We therefore want to urge parents and teachers to highlight the continual running of sexual health services and to maintain creating safe spaces to discuss these topics with young people.

Sexual health services

At Brook we have done everything we can to ensure that our clinics are still running for those who need us. We are operating primarily through phone consultations and we are protecting appointment times for those who are most vulnerable. See our official Covid-19 response here. You can use our Find a Service tool to find a service near you.

Now, more than ever we need to promote condom use. Some condom distribution schemes are still operating and can distribute condoms to young people in pharmacies and other community settings (it is advisable to contact them in advance to check).

STI home testing kits, contraception and emergency contraception can all be accessed online from trusted sources such as SH:24 and Fettle. See Brook’s page on free STI home testing kits. By calling a Brook service we can ensure that young people are accessing the information, advice and treatment they need.

While Covid-19 has not been sexually transmitted so far via semen or vaginal secretion), it is found in nose and mouth secretions so it can easily be passed by kissing, and there is also evidence of oral-fecal transmission. Along with touching infected surfaces, it is possible to transmit Covid-19 during a sexual encounter.

Let’s talk about sex

The extra time you might acquire during lockdown with your young people could be a perfect opportunity to start a conversation about sexual health. This might seem daunting but you can start by asking them to reflect on the following:

  • What have you already learned in school about sex and relationships?
  • What topics were covered? (STIs? Contraception? Puberty? Body image? Mental health? Healthy relationships? Different types of sex?)
  • What are they keen to know more about?
  • If you can’t answer their questions, where could you direct them to?
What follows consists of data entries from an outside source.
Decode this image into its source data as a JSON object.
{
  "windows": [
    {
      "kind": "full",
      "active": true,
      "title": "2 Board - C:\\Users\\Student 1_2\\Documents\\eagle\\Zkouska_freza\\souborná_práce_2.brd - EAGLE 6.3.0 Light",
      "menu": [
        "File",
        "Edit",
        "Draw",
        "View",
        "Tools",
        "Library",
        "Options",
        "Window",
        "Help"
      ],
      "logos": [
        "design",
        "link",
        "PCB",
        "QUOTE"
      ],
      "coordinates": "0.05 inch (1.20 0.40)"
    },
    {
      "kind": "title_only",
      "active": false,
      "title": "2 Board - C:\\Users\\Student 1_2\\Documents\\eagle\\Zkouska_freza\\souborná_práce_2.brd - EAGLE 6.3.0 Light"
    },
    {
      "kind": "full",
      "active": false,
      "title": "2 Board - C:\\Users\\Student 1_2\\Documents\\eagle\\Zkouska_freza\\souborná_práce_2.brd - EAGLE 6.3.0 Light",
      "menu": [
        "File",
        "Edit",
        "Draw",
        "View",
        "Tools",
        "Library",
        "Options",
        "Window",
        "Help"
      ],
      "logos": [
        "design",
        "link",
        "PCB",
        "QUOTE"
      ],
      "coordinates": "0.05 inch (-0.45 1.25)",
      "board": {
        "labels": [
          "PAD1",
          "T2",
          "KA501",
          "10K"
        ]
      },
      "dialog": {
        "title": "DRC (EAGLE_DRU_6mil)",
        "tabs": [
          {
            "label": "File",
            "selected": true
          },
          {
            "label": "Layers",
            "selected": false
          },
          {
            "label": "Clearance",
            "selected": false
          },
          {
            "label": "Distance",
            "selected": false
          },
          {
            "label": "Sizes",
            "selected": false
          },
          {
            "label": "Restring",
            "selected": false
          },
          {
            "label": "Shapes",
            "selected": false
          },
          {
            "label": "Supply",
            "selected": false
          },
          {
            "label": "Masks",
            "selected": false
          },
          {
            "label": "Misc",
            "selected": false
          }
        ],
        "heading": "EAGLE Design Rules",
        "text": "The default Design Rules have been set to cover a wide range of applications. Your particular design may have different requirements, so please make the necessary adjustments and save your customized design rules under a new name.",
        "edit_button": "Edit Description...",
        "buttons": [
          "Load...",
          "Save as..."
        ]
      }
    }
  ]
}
If we reflect on these questions, we can help to ensure that young people turn to sources they trust for all things sex education-related, rather than to unreliable information from peers or online.

This could also be a great opportunity to tailor sex education in an inclusive and accessible way. Take a browse on our Brook resources page which includes handouts, videos and more! Or register for free for our online learning courses on a whole range of topics from puberty to pleasure. Courses include a ‘learn it’ section and a ‘teach it’ section to improve your confidence, plus lots of tried and tested activities.

Staying safe online

As a result of the pandemic, young people are relying heavily on technology and social media more than ever to keep in contact. It is therefore crucial at this time to convey the concept of consent to them, and ensure they are staying safe online.

A significant law to highlight is that the possession and sharing of indecent intimate images of anyone under the ages of 18 is illegal. Further, discussing sexual activity or encouraging image-taking can cross over into an offence. Read more about staying safe online on Brook’s website.

By directing young people to trusted and reliable sources of relationships and sex advice, they are less likely to turn to easily accessible pornography. Our Ambassador Hannah Witton has a whole host of YouTube videos about different topics, and Brook’s website covers everything from pregnancy to coming out.

With relationships and sex education becoming mandatory in schools from September, now is the perfect time to start these conversations.

My advice is: keep it positive! It is important to steer away from scaremongering conversations that may intimidate young people about their sexual health. Now is the time to empower them in their decision-making, for them to reflect on what a healthy relationship will look like for them, what the laws are, and how imperative sexual health is.